Tips to avoid leaving children, pets in hot vehicles
Published 10:03 am Wednesday, June 29, 2022
As the heat begins to roll through Pearl River County, it’s imperative to remember to not leave children in a car unattended, even if it might seem like a short period of time. Leaving a child, or pet for that matter, in a hot vehicle could result in the child or pet dying of heatstroke.
Mississippi is in an area of the country where heat stroke can affect the population, especially in the summer
According to the Centers for Disease Control, there are ways to treat someone who is is suffering from heat stroke. In a heat stroke situation CDC says to move the victim to a shady area or indoors and focus on cooling the body until medical attention arrives. Some options are to place the person in a cool bath or shower, spaying them with a garden hose, using a damp sponge with cool water and fanning them. Continue this until help arrives or the person’s body temperature reaches 102F and stays there.
Picayune Police Department Assistant Chief James Bolton and Poplarville Fire Chief Jason Bannister provided tips to prevent heat stroke. While neither of these emergency responders said their department has had to work a case of a child dying of heat stroke in the recent past, they did say these cases do occur occasionally.
“It’s definitely a problem and something we definitely need to address,” Bolton said.
Bannister said he has fortunately never had to work a heat stroke case that involved a fatality in his career, but once or twice a year they respond to an child who was accidently locked in a vehicle who was unharmed after being removed from the vehicle.
While Bolton said he can not recall a recent incident of a child dying in a hot car within Picayune, officers with the department have received numerous calls over the years in reference to juveniles being locked in a vehicle. However, according to previous coverage, there have been cases where pets died after being left in a hot vehicle within Picayune.
Bolton and Bannister want to remind the pubic that a vehicle can become lethally hot in a matter of minutes.
“It takes just a few minutes, within 5-8 minutes the heat can rise in the car to the point of 120F, or higher depending on the outside weather. If it’s 100 plus outside, which it has been lately, it can be as high as 130 inside that car within just a few minutes,” said Bolton.
Bannister said on a hot summer day a car can become overheated and therefore unsafe in less than five minutes after turning off the car.
“So say you jump in the car, it’s hot in the car already, you travel to the store you get out. You turn the car off, shut the door and it could be five minutes before temperatures inside that car can cause heat related emergencies, and it could be a matter of 10 minutes before irreversible damage or death can occur.” said Bannister.
In those conditions humans and pets can suffer from heat stroke or heat exhaustion. Heatstroke is the most serious heat-related illness. It occurs when the body can no longer control its temperature because the body’s temperature raises rapidly, the sweating mechanisms fail and the body is unable to cool down.
The best form of action is prevention, such as taking precautions to ensure the driver of the vehicle remembers the child in the back seat.
“But most of all I understand fatigue sets in but be more aware of your surroundings. If you have a child in the back seat and you have a very forgetful memory, tie a string to yourself and attach it to the car seat so that way it reminds you when getting out of that car you still got that child back there,” said Bolton.
Bannister said utilizing the alarm feature on a smart phone can be helpful. The CDC suggests using a stuffed animal as a reminder. When the car seat is not in use, the stuffed animal can occupy that seat. But when a child is in the car seat, put the stuffed animal in the front passenger seat as a reminder that a child is in the back.
Some other prevention measures include placing the child seat in view of the rear view mirror and making it a habit to check the back seat before getting out of the vehicle.

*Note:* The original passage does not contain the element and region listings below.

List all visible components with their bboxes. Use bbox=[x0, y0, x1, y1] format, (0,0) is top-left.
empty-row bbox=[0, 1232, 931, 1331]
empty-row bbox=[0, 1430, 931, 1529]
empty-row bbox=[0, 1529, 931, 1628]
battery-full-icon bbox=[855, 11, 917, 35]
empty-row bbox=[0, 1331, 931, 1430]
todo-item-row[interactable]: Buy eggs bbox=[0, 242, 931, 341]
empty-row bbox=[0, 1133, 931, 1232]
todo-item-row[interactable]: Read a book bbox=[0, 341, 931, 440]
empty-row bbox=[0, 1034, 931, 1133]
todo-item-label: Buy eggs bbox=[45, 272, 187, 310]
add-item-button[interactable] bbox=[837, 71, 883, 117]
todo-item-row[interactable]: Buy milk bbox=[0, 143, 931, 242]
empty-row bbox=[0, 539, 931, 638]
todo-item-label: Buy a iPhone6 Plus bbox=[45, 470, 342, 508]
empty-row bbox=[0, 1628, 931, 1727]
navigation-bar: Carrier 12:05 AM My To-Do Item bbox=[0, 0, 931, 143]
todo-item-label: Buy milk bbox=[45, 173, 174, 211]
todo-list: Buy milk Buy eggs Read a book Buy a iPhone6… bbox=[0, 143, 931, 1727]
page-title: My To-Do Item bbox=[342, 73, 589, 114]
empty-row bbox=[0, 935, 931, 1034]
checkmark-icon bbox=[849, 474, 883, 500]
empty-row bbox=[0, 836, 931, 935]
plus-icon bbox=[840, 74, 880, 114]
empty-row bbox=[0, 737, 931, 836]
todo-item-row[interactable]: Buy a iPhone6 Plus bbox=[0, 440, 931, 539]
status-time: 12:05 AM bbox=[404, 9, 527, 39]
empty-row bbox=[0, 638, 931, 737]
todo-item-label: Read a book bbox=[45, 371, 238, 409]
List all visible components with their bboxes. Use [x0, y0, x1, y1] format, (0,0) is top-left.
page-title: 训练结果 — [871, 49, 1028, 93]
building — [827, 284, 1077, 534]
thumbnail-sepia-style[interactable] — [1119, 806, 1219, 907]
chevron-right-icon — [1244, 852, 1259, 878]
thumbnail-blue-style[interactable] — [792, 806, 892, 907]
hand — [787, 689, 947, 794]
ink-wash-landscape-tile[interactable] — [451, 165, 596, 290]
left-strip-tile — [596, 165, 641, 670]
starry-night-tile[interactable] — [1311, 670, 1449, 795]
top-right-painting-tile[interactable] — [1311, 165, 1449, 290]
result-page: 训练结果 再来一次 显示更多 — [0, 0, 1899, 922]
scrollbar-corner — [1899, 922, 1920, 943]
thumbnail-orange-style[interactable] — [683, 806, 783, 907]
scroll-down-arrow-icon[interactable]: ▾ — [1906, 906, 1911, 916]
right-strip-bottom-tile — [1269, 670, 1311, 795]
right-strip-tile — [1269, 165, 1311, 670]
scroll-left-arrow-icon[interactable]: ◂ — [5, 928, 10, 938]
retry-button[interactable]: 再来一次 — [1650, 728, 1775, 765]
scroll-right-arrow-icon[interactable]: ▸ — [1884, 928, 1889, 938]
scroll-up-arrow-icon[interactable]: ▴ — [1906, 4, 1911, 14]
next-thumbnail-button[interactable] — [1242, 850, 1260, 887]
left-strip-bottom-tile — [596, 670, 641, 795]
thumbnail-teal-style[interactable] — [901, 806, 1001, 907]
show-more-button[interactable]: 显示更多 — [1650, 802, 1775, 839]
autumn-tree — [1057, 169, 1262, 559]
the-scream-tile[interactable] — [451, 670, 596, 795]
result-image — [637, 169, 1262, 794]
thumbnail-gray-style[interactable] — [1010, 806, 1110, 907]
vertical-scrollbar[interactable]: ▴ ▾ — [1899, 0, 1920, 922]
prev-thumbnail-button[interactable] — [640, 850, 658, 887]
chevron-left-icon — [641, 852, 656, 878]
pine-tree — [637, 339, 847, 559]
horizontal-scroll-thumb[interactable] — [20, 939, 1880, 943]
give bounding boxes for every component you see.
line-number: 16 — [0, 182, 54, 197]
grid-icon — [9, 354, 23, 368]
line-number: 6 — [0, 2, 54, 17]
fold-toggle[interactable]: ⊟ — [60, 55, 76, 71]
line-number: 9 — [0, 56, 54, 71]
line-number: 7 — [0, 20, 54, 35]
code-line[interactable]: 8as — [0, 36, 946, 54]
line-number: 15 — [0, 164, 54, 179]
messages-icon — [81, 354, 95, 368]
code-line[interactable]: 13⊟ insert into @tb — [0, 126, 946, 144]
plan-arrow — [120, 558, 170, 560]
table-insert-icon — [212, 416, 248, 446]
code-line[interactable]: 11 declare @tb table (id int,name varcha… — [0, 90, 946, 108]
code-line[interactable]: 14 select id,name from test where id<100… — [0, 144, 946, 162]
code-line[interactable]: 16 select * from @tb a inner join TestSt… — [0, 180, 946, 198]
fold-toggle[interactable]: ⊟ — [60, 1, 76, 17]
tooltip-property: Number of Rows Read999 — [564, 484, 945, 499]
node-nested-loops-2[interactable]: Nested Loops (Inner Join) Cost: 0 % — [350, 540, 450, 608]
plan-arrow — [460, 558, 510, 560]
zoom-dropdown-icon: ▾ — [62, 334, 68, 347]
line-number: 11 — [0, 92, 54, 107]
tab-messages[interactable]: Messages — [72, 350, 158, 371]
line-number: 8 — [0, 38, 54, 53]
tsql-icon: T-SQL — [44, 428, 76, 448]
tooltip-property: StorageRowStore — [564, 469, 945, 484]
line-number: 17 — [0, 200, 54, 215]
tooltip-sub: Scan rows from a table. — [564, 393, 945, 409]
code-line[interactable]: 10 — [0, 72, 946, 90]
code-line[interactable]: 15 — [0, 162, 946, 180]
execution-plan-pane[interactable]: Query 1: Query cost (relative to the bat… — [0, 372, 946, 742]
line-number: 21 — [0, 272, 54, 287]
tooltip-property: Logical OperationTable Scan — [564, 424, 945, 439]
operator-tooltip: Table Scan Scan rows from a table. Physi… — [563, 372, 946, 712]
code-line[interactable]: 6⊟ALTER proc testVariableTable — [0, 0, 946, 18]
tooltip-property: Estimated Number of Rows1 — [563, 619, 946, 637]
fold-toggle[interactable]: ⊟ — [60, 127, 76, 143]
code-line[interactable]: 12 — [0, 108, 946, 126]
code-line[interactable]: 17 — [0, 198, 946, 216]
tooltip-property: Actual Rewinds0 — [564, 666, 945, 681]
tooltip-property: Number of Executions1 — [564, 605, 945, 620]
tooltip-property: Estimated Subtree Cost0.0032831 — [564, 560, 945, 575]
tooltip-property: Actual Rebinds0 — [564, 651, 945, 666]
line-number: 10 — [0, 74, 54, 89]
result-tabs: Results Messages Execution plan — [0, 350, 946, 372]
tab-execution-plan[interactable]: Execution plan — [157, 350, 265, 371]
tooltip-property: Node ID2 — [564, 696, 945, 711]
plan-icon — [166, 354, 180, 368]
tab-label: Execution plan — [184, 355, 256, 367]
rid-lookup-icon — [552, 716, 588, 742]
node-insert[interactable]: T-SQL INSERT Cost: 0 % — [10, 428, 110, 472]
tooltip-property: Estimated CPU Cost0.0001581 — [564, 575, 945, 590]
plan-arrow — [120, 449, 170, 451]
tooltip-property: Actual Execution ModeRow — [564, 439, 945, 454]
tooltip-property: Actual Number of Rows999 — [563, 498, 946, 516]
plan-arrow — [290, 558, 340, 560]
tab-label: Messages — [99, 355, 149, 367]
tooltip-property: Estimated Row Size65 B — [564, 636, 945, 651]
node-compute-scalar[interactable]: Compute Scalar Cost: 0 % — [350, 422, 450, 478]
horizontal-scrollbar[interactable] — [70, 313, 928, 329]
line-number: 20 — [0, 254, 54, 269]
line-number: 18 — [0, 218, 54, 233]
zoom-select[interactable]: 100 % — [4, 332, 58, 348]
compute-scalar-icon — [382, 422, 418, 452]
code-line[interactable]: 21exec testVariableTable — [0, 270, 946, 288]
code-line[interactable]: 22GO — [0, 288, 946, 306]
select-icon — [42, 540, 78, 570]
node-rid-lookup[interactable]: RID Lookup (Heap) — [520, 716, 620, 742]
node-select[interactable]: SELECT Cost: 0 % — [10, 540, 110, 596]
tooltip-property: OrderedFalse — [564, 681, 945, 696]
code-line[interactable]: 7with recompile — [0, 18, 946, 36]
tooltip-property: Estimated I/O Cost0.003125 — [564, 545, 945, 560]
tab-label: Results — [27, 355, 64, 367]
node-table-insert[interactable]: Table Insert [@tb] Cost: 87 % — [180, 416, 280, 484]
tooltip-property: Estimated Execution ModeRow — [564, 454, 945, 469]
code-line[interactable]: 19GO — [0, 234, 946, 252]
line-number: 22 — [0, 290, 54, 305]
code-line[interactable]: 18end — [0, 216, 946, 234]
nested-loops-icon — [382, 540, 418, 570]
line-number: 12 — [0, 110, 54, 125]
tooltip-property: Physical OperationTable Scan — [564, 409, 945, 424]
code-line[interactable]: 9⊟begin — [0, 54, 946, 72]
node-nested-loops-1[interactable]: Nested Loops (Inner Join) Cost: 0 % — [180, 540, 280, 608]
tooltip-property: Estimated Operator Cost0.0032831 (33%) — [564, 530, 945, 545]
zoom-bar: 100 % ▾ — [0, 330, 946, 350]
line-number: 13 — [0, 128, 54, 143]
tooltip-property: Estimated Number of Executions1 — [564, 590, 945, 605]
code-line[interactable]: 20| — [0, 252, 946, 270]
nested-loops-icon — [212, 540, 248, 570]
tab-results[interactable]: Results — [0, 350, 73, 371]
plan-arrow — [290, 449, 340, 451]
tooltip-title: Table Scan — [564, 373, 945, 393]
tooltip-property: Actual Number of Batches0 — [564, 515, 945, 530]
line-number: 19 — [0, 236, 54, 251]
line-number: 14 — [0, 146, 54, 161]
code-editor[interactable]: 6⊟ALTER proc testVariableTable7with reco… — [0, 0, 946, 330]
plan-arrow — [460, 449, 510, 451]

“Because everybody develops muscle memory, if you look in your back seat every time you get out, for a certain period of time, it’s going to become muscle memory and you’re going to do it without even noticing that you’re doing it. So just get into the practice of clearing your car, especially if you have children,” said Bannister.
According to the CDC, signs of heat stroke include a body temperature above 103°F, the presence of red, hot, and dry skin that is not sweating, having a rapid, strong pulse, complaints of a throbbing headache, dizziness, upset stomach, passing out and confusion.
If a passerby notices a child or pet locked in a hot car, emergency responders urge them to act fast.
Bannister said he’d break the window and get the child out of the car after calling 911. Bystanders will also want to look for a parent nearby to alert.
Bolton suggests bystanders call 911 immediately if they see a child in any kind distress and to be prepared to give the dispatcher the location of the car, its color, make, and model and tag number if possible.